KUTLWANO MONYAI
Coming from an environment where most people strongly believe in ancestral bondage, Kutlwano Monyai therefore explores this bondage within her own family through spiritual, economic, aesthetic, and terrestrial connections. Connections that often reflect on lived experiences, revealing abstract nuanced relationships that narrate stories about her maternal and paternal lineages. She is internally driven by dreams, and takes the oral, visual, and written methodologies of interpreting them; that she was taught by her maternal lineage into her practice. These methods of interpretation provide support when diving into memories through objects and materials that are regularly used in places she occupies.
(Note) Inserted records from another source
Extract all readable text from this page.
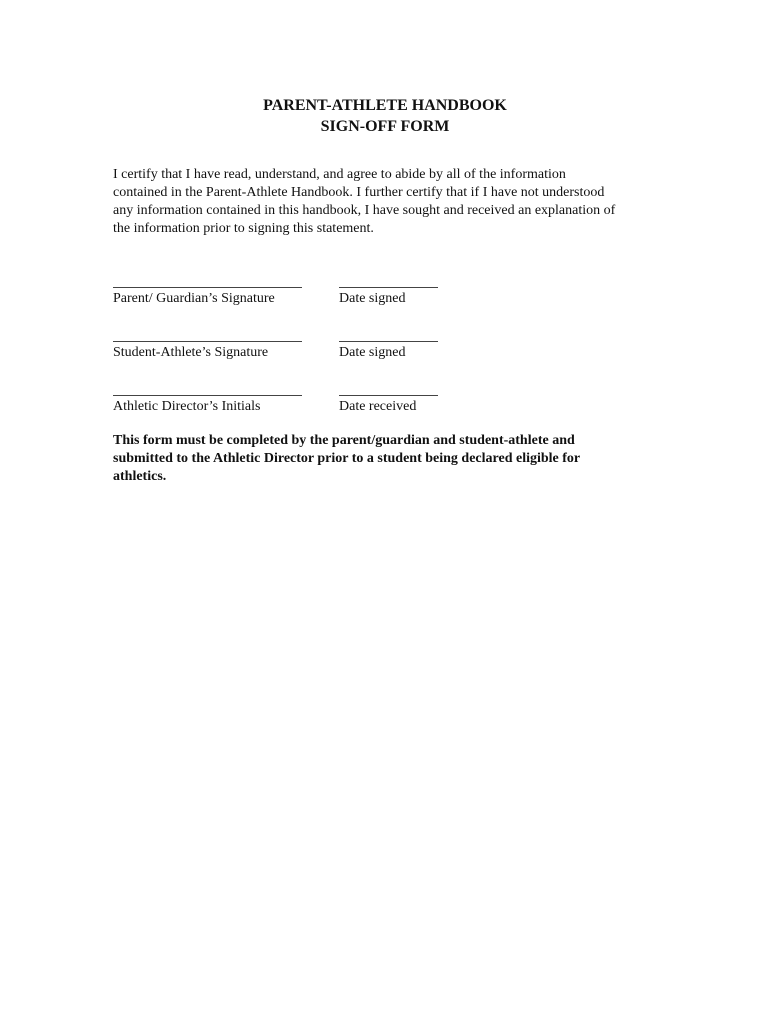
PARENT-ATHLETE HANDBOOK
SIGN-OFF FORM
I certify that I have read, understand, and agree to abide by all of the information
contained in the Parent-Athlete Handbook. I further certify that if I have not understood
any information contained in this handbook, I have sought and received an explanation of
the information prior to signing this statement.
Parent/ Guardian’s Signature	Date signed
Student-Athlete’s Signature	Date signed
Athletic Director’s Initials	Date received
This form must be completed by the parent/guardian and student-athlete and
submitted to the Athletic Director prior to a student being declared eligible for
athletics.
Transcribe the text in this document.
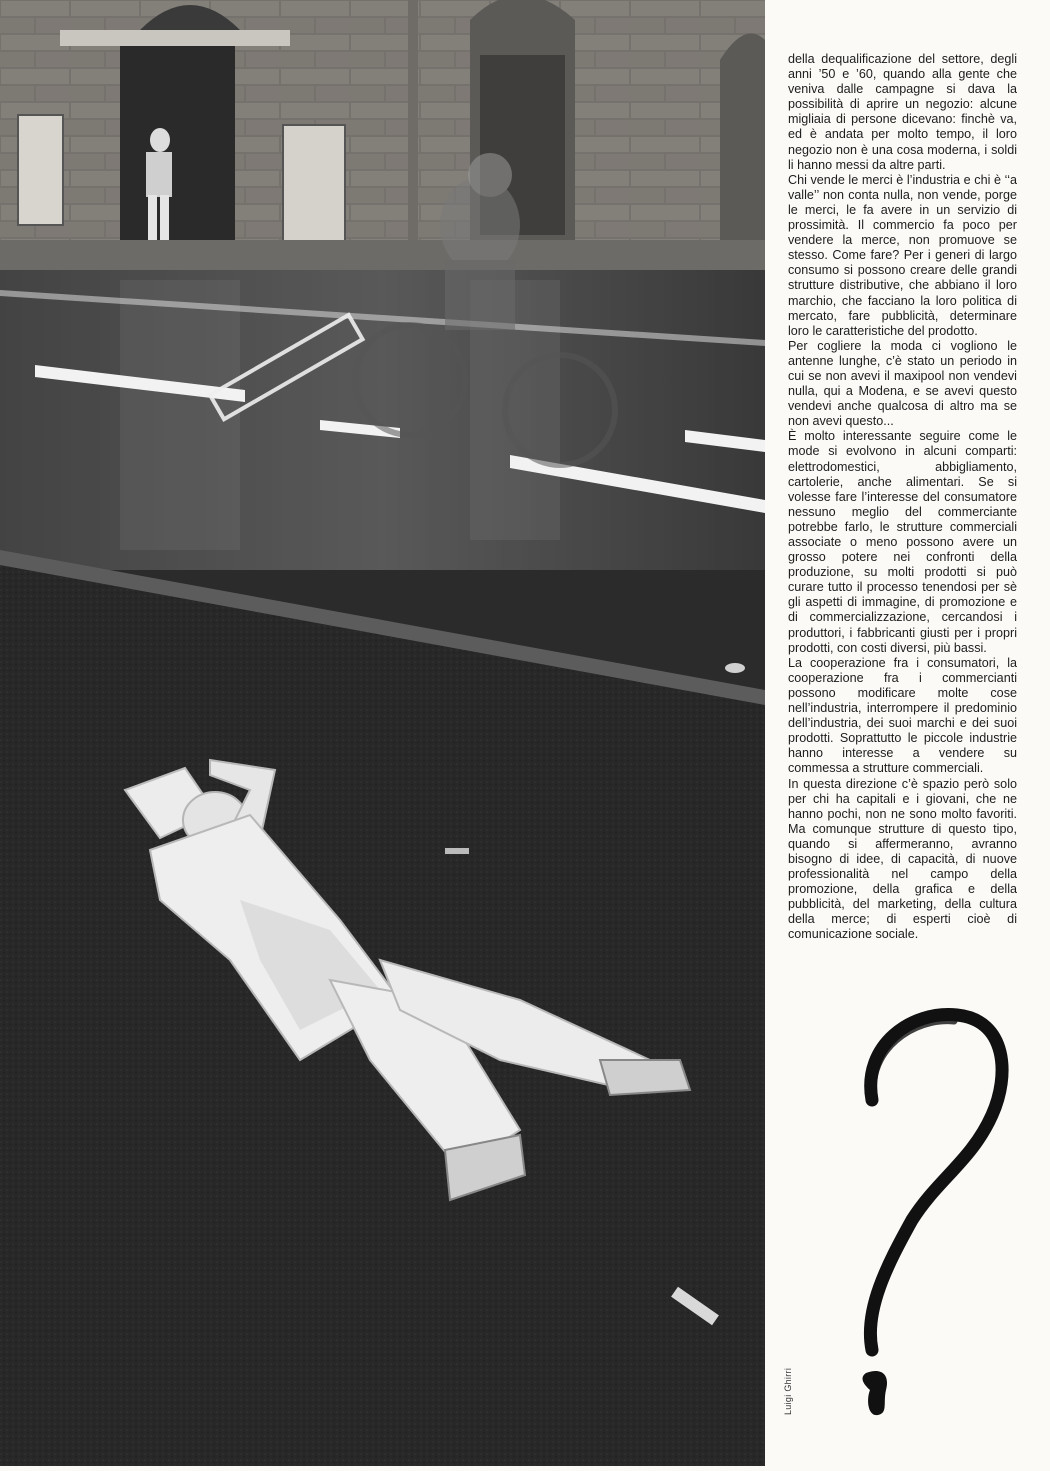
Luigi Ghirri

della dequalificazione del settore, degli anni ’50 e ’60, quando alla gente che veniva dalle campagne si dava la possibilità di aprire un negozio: alcune migliaia di persone dicevano: finchè va, ed è andata per molto tempo, il loro negozio non è una cosa moderna, i soldi li hanno messi da altre parti.

Chi vende le merci è l’industria e chi è ‘‘a valle’’ non conta nulla, non vende, porge le merci, le fa avere in un servizio di prossimità. Il commercio fa poco per vendere la merce, non promuove se stesso. Come fare? Per i generi di largo consumo si possono creare delle grandi strutture distributive, che abbiano il loro marchio, che facciano la loro politica di mercato, fare pubblicità, determinare loro le caratteristiche del prodotto.

Per cogliere la moda ci vogliono le antenne lunghe, c’è stato un periodo in cui se non avevi il maxipool non vendevi nulla, qui a Modena, e se avevi questo vendevi anche qualcosa di altro ma se non avevi questo...

È molto interessante seguire come le mode si evolvono in alcuni comparti: elettrodomestici, abbigliamento, cartolerie, anche alimentari. Se si volesse fare l’interesse del consumatore nessuno meglio del commerciante potrebbe farlo, le strutture commerciali associate o meno possono avere un grosso potere nei confronti della produzione, su molti prodotti si può curare tutto il processo tenendosi per sè gli aspetti di immagine, di promozione e di commercializzazione, cercandosi i produttori, i fabbricanti giusti per i propri prodotti, con costi diversi, più bassi.

La cooperazione fra i consumatori, la cooperazione fra i commercianti possono modificare molte cose nell’industria, interrompere il predominio dell’industria, dei suoi marchi e dei suoi prodotti. Soprattutto le piccole industrie hanno interesse a vendere su commessa a strutture commerciali.

In questa direzione c’è spazio però solo per chi ha capitali e i giovani, che ne hanno pochi, non ne sono molto favoriti. Ma comunque strutture di questo tipo, quando si affermeranno, avranno bisogno di idee, di capacità, di nuove professionalità nel campo della promozione, della grafica e della pubblicità, del marketing, della cultura della merce; di esperti cioè di comunicazione sociale.
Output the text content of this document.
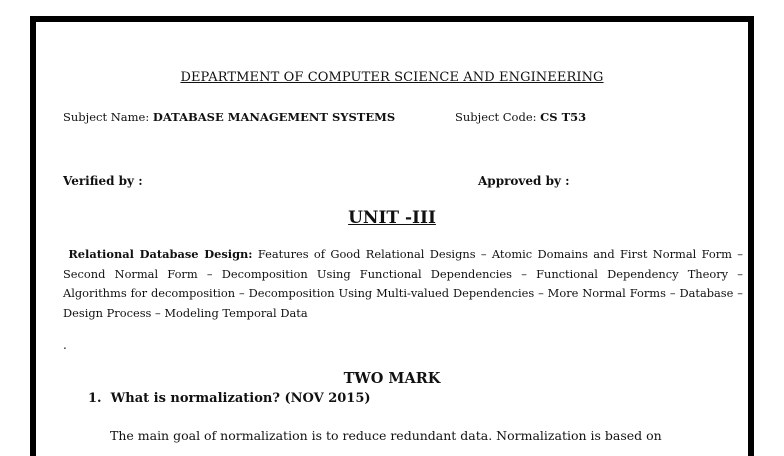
DEPARTMENT OF COMPUTER SCIENCE AND ENGINEERING
Subject Name: DATABASE MANAGEMENT SYSTEMS	Subject Code: CS T53
Verified by :	Approved by :
UNIT -III
Relational Database Design: Features of Good Relational Designs – Atomic Domains and First Normal Form – Second Normal Form – Decomposition Using Functional Dependencies – Functional Dependency Theory – Algorithms for decomposition – Decomposition Using Multi-valued Dependencies – More Normal Forms – Database – Design Process – Modeling Temporal Data
.
TWO MARK
1. What is normalization? (NOV 2015)
The main goal of normalization is to reduce redundant data. Normalization is based on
In recent bodies of works, Monyai continues to bring light into her historical and present maternal experiences by using familiar plastic materials. Revealing experiences that leans towards how she was economically, aesthetically, and environmentally raised. She is re imagining and re creating objects that her maternal lineage used to make with plastic by crocheting. Using similar techniques and varying patterns from abstract, but traditional imagery that they used to possess in their works. Through her experimental processes she has adopted other weaving techniques.
Monyai has over the years mastered her procedures of painting which germinated from the obsession of maps and is currently manipulating and interpreting her recent crocheting and weaving process by contouring figures, landscapes and abstract patterns allowing her to build tapestries and sculptural kinds of imaginings. This body of work does not only pay homage to the women who came before her who were perforated by adversities, but also aims to display the exquisiteness of making something out of the bare minimum while on the other hand displaying the maternal acts of communicating maintenance, love, care, and determination for themselves to better their living spaces and experiences.